Thing is, I'm not talking about having to do the washing up every day, or making sure you clean the sheets regularly, I'm talking about the emotional labour of putting your lifeline at the end of a phone and throwing yourself into the hands of people you've only just met.
You're not reinventing yourself, as such, but suddenly you find yourself peeling back layer by layer to friends you have decided to trust. You watch people learn about you as an almost fully formed adult. There's a lot for them to catch up on, a lot for them to get to know, and it all happens at double speed.

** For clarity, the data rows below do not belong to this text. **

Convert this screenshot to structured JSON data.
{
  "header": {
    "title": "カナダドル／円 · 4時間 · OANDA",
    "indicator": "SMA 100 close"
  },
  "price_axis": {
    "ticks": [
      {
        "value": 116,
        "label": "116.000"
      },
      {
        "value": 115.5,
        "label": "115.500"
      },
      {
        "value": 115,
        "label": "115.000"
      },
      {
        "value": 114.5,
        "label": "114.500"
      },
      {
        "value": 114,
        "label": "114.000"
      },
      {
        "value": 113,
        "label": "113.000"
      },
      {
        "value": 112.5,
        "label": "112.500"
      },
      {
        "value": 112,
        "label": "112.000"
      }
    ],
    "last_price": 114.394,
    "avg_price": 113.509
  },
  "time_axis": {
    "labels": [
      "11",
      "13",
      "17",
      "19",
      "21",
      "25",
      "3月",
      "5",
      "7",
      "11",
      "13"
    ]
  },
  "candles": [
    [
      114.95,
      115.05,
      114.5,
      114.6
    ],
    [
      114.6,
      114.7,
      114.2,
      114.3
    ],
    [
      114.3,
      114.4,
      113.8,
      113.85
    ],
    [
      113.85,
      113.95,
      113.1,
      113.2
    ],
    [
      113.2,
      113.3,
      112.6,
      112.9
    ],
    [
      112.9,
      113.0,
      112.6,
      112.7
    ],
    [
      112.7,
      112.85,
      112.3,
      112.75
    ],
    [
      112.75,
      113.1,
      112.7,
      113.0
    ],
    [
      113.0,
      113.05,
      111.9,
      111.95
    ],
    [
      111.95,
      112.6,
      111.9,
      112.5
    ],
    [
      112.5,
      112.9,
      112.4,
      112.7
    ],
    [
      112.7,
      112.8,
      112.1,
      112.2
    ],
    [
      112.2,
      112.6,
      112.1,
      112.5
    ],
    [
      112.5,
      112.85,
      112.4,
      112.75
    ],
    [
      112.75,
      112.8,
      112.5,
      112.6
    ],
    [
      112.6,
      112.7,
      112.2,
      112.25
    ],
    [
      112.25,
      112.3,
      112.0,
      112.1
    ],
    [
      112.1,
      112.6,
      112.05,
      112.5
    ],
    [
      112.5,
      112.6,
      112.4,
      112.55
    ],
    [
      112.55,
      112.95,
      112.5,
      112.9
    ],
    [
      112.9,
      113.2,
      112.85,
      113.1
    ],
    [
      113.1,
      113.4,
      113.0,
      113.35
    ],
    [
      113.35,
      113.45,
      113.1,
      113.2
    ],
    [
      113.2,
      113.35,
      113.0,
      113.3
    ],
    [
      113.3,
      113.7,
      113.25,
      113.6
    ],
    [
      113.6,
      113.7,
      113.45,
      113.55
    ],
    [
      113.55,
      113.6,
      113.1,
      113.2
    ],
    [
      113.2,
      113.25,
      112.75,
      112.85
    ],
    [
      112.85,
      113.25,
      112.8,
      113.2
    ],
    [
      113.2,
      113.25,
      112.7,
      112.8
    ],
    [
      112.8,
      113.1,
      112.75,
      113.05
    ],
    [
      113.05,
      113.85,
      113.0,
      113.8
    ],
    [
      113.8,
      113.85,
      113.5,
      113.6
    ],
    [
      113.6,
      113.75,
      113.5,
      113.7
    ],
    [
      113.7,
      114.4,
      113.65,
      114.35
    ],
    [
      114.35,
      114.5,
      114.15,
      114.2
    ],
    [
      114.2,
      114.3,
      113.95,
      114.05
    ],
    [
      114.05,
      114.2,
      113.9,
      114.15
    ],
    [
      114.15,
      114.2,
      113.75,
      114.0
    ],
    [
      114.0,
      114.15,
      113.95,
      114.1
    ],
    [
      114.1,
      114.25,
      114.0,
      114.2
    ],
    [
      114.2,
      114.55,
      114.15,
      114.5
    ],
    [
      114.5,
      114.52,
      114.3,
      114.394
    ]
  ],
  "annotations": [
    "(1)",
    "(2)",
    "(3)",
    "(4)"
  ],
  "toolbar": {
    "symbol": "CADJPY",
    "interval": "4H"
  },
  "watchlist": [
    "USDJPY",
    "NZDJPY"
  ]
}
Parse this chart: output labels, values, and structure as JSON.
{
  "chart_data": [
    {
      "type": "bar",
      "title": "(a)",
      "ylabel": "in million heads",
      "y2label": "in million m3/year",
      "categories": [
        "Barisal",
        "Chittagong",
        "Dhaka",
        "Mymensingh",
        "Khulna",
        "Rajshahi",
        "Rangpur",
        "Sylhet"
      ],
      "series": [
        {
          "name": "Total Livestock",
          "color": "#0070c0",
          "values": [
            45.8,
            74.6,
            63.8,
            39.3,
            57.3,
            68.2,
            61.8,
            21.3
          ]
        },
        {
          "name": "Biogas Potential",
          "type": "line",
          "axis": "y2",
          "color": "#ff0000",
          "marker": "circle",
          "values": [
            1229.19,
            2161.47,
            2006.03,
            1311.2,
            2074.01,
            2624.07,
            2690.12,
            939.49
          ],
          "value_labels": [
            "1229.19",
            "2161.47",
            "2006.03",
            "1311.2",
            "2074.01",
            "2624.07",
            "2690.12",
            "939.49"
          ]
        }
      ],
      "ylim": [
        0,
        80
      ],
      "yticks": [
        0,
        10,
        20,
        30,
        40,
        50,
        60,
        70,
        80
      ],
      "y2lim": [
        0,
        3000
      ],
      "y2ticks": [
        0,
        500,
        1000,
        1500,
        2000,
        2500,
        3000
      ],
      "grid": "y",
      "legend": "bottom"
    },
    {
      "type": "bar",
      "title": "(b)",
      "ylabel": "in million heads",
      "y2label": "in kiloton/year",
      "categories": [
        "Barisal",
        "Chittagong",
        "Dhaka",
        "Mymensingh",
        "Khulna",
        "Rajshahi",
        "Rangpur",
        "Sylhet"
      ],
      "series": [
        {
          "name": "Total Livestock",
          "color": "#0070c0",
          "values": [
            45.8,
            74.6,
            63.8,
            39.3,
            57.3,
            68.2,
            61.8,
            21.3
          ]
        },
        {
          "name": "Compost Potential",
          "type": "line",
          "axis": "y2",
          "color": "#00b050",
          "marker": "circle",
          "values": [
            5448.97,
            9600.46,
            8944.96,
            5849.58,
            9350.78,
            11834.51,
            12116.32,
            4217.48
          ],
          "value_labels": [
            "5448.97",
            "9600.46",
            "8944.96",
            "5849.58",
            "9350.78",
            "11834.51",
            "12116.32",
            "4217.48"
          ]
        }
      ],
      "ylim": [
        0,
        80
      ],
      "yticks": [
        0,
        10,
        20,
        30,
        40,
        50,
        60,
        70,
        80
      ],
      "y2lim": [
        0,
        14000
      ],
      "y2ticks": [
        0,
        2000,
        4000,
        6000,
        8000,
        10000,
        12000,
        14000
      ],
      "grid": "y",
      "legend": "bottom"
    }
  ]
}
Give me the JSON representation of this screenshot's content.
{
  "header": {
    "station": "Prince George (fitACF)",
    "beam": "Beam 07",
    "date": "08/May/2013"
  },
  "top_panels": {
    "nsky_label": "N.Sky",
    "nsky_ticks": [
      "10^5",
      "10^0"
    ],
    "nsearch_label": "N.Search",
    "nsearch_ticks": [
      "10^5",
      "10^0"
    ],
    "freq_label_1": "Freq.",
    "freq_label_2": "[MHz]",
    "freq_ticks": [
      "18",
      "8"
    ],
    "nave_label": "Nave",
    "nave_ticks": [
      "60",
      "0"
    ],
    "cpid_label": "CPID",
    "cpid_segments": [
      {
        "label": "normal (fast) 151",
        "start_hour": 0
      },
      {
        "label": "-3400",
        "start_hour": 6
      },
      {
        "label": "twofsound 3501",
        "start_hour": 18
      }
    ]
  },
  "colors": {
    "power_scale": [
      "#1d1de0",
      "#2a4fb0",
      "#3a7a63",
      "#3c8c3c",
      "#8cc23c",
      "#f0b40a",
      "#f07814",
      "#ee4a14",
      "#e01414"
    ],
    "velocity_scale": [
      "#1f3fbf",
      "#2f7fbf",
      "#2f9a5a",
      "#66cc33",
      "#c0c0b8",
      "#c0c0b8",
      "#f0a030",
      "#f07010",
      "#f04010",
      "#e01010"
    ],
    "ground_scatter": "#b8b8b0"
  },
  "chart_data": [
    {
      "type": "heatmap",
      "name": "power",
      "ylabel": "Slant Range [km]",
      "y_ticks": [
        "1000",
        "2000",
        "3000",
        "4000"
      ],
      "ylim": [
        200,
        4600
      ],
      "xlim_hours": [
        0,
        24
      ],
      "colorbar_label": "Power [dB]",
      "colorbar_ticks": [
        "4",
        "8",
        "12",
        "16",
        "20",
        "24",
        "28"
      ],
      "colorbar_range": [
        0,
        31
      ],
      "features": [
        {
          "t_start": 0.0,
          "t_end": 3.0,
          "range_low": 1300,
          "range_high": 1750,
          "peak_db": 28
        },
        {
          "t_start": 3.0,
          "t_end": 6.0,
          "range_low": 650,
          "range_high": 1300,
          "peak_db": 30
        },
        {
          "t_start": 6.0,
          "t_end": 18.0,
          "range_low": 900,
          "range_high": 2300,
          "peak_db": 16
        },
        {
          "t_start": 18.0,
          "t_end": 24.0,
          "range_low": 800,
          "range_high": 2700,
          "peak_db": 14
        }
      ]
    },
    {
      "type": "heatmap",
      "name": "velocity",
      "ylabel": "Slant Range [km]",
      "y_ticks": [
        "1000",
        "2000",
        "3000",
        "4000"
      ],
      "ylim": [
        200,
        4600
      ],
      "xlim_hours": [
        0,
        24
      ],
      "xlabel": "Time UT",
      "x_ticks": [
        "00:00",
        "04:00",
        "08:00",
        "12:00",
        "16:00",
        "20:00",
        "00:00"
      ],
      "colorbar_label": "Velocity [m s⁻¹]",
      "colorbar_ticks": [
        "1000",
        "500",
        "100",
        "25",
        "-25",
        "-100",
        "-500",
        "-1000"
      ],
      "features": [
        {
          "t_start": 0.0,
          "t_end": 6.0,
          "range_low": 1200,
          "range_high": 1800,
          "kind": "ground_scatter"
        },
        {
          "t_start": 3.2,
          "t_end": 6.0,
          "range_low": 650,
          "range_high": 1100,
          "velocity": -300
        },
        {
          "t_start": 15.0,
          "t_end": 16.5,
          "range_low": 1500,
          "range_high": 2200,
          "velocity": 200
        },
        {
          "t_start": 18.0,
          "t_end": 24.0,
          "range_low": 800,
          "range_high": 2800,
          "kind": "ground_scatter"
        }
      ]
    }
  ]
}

The Things That Your Mum Can't Fix are the things that made me realise that nobody can read my mind except for my mother. I've had to learn to ask people for help, to allow myself to trust, and to allow myself to be completely vulnerable in front of brand new friends. The learning about each other happens at double speed because no one else is around to take care of us. Okay, Mum is still at the end of a phone call, but she's not there to hold you when you cry or when you're scared or when you think you need some helping out. You've got to both be that for other people, and let them do it for you.
It's a gamble when you meet new people to know whether you'll be able to trust them with all sides of yourself, but when you get it right it really, really works. It's a new kind of love, a new kind of friendship, a new kind of being. And it's great, and it feels great, and I am very lucky.